Nvidia CEO Jensen Huang is stirring up excitement among fans of artificial general intelligence (AGI). Speaking on Lex Fridman’s podcast on Monday, Huang cut through years of speculation with a bold statement: “I think we’ve achieved AGI.”
This claim came after Fridman asked Huang how long it would take for AI to innovate, find customers, and manage a team to build a $1 billion company.

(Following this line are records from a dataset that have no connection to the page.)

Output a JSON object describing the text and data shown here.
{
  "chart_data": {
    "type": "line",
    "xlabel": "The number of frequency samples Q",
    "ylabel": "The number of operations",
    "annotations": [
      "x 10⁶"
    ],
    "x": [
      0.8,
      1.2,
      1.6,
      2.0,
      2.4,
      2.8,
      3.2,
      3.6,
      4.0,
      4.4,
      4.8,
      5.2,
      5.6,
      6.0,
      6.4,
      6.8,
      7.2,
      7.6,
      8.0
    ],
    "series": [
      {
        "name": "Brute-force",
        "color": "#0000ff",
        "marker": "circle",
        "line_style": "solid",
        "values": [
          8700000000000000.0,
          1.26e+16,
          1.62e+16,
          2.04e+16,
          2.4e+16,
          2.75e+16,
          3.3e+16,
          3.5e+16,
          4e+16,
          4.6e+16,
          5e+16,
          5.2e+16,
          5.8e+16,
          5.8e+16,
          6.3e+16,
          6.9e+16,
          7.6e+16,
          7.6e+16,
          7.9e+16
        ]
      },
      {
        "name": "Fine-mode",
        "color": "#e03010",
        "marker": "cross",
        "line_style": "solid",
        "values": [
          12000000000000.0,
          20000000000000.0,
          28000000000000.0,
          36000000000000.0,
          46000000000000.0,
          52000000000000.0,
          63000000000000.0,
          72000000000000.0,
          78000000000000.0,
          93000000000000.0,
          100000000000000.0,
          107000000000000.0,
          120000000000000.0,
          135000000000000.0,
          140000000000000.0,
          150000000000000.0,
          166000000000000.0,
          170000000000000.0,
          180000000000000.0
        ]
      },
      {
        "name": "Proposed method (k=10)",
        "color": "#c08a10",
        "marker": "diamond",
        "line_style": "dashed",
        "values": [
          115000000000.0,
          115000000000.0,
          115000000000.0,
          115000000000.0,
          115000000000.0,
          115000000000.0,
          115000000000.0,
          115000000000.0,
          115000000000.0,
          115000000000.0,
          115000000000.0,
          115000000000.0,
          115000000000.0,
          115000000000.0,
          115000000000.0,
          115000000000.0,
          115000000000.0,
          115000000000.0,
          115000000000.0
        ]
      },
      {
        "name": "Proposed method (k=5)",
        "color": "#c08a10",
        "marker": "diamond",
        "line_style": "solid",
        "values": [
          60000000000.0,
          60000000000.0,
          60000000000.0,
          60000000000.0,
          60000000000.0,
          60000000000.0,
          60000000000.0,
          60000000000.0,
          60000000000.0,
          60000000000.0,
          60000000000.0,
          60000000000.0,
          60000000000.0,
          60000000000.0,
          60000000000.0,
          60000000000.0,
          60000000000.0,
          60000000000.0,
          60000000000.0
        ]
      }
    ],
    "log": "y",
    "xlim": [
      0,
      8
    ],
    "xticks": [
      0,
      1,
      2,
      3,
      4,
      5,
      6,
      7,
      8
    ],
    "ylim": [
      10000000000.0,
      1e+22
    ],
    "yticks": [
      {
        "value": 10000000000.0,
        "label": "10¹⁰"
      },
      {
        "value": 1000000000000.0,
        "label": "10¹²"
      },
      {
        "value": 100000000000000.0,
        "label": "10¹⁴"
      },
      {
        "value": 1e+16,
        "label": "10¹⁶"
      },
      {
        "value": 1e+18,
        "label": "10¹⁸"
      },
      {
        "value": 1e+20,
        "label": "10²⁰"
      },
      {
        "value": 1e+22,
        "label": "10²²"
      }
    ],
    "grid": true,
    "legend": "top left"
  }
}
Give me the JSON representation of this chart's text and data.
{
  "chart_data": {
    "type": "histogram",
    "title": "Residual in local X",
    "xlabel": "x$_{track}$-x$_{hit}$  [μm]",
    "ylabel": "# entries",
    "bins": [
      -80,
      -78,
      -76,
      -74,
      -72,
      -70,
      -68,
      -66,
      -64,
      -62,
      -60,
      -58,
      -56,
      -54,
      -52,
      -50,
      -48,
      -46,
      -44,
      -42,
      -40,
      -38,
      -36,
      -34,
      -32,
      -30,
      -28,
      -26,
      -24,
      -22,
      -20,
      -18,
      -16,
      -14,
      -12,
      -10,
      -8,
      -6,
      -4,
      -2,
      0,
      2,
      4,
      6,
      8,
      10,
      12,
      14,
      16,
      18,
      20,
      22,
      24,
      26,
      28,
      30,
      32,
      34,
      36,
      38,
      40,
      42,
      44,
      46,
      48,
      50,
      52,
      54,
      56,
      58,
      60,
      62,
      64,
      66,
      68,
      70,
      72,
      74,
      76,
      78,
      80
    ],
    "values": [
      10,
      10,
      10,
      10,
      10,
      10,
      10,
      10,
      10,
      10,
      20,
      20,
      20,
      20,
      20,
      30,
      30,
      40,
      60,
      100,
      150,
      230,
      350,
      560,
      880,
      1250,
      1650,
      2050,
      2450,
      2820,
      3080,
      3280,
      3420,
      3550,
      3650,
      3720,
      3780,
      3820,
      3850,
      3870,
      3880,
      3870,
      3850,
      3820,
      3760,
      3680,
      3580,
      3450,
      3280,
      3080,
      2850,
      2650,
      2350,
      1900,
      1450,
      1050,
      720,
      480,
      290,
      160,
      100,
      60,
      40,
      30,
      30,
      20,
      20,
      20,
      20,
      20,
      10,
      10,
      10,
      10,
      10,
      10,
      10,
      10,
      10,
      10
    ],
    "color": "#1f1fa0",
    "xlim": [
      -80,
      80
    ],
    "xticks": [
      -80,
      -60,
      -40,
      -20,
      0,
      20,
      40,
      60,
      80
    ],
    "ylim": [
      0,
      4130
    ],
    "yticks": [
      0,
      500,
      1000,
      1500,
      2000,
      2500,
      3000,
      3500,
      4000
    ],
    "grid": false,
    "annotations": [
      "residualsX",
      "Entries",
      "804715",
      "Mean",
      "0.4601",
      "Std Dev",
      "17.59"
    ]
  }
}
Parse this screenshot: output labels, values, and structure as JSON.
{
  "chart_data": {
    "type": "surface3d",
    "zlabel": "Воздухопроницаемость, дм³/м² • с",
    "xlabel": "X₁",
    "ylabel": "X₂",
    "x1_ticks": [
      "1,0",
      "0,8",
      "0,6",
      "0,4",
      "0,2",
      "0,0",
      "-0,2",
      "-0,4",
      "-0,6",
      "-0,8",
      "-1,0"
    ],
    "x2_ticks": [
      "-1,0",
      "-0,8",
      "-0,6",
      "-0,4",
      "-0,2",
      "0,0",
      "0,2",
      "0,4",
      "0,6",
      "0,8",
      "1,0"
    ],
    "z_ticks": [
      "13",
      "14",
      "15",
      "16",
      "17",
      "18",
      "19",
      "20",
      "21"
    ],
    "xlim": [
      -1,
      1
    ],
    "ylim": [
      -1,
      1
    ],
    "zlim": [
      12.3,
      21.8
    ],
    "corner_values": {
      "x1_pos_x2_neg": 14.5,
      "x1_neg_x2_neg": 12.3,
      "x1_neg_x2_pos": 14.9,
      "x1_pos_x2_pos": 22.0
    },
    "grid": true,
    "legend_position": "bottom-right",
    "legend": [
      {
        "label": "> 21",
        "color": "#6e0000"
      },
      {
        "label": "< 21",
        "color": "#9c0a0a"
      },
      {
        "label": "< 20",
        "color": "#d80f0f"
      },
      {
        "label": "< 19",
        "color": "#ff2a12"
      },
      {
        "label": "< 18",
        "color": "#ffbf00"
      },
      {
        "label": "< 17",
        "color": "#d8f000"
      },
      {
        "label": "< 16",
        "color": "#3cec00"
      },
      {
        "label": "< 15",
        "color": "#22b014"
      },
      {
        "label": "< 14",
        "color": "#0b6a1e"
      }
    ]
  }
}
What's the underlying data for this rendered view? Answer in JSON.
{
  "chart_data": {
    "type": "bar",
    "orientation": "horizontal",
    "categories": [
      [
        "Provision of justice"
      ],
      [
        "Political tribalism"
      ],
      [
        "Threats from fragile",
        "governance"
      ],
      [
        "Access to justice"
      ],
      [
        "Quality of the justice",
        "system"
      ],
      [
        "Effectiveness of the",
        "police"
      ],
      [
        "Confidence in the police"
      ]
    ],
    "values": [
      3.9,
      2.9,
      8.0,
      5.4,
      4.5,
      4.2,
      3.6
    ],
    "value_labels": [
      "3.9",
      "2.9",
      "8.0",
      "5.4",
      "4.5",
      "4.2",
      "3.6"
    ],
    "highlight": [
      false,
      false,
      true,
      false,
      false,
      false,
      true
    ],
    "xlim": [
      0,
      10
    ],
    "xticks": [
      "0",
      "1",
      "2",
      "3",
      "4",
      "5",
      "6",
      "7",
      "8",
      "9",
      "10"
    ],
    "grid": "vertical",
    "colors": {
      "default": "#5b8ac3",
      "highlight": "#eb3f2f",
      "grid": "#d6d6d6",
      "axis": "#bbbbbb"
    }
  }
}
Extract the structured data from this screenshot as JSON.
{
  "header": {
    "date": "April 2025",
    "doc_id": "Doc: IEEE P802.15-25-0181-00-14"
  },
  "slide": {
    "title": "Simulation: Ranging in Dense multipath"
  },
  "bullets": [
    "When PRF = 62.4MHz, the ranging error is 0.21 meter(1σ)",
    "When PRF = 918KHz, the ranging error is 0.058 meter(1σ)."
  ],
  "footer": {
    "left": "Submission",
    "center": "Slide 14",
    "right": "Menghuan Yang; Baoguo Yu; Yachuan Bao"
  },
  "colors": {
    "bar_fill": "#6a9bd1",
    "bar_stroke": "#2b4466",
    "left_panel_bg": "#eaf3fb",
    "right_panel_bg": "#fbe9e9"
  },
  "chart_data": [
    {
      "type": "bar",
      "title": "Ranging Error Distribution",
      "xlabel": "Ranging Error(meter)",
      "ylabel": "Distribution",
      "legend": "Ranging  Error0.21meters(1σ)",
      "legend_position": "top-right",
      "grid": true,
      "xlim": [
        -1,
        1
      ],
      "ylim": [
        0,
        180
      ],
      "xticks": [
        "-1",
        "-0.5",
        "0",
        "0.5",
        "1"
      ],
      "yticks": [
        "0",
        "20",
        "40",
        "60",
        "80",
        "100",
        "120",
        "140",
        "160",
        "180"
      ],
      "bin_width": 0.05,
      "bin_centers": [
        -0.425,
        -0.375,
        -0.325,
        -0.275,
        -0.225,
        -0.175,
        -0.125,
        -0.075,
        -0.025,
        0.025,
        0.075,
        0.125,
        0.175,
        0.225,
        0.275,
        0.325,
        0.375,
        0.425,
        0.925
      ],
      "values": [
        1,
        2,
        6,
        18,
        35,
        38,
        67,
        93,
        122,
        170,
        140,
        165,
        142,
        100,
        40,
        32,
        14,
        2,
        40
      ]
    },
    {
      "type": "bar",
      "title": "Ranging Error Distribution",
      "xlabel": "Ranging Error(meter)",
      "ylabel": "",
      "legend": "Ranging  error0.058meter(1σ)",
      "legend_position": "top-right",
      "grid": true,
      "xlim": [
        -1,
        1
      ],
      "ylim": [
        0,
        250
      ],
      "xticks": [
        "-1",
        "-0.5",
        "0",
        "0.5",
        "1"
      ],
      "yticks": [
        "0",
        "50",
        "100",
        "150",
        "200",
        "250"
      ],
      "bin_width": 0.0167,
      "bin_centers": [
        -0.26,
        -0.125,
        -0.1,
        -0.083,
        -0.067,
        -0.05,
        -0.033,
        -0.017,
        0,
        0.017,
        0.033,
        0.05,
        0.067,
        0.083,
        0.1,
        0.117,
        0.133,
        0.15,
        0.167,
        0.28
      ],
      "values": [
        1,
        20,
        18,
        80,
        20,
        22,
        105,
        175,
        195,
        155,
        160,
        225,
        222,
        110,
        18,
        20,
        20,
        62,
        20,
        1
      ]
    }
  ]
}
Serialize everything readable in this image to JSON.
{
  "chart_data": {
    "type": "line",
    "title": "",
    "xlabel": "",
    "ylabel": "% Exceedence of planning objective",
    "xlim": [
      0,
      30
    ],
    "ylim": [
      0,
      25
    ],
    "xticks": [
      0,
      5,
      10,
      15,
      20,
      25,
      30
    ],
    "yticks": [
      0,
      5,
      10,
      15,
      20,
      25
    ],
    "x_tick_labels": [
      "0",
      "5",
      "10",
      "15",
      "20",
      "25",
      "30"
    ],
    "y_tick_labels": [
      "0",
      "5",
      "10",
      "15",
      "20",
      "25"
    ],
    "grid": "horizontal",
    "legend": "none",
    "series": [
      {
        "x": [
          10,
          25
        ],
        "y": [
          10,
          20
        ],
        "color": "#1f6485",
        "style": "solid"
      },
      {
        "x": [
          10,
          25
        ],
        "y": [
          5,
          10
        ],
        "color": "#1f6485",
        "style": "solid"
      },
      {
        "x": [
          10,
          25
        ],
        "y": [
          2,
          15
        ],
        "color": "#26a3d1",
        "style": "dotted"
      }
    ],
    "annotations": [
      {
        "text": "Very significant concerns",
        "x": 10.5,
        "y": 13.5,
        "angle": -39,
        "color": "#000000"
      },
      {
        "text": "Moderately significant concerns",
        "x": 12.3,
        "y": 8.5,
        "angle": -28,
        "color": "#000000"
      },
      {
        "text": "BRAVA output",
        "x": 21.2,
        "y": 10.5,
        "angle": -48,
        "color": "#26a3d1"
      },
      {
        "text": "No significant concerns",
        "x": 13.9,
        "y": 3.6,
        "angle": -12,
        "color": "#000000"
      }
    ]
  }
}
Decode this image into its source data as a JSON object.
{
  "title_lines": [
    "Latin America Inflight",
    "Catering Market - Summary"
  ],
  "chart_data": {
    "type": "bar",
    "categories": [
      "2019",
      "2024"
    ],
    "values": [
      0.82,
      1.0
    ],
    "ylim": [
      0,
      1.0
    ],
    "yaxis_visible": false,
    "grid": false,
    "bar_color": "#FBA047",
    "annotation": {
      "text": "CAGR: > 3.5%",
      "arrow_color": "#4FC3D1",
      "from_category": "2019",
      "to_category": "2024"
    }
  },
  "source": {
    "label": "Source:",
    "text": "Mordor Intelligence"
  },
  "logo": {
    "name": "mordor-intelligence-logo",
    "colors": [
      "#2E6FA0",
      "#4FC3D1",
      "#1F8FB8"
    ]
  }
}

When asked if that milestone was five to 20 years away, Huang firmly stated that for a company of that size, the era of AGI is already here.
He said that an AI running a billion-dollar company is “possible,” as long as that success isn’t expected to last forever.
“It is not out of the question that a Claude [model] was able to create a web service, some interesting little app that all of a sudden, you know, a few billion people used for 50 cents, and then it went out of business again shortly after,” Huang explained. “Now, we saw a whole bunch of those type of companies during the internet era, and most of those websites were not anything more sophisticated than what OpenAI [or] Claude could generate today.”
This aggressive redefinition of what AGI means is quite notable. The tech industry has long struggled to precisely define AGI. The debate often focuses on human-like tests or specific tasks, such as writing a novel or outperforming humans in various complex ways.
For Huang, however, the benchmark is purely about business: he refers to AGI as the ability to build and run a company worth ten figures. Still, investors should view Huang’s AGI statement with some caution. His definition relies heavily on making money from temporary viral trends, rather than showing sustained management over a complex organization.
While an AI model like Claude could certainly generate a profitable app today, that represents a very specific, narrow kind of success. It’s not the broad, human-like reasoning and problem-solving that the industry typically associates with true AGI.
However, by declaring AGI “achieved,” Huang conveniently reinforces the need for Nvidia’s own products. If AGI is truly here, then the demand for Nvidia’s high-end chips becomes absolutely essential for big tech companies like Google and Microsoft. They need these chips as they scale up their data centers to meet the growing demands of AI.
Despite his strong optimism, Huang did acknowledge the current limitations of AI, especially when it comes to managing his own vast company. Even if an AI agent can spot a trend or create a “super, super cute” digital influencer that brings in a billion dollars, it’s not ready to replace the engineers at a complex hardware giant.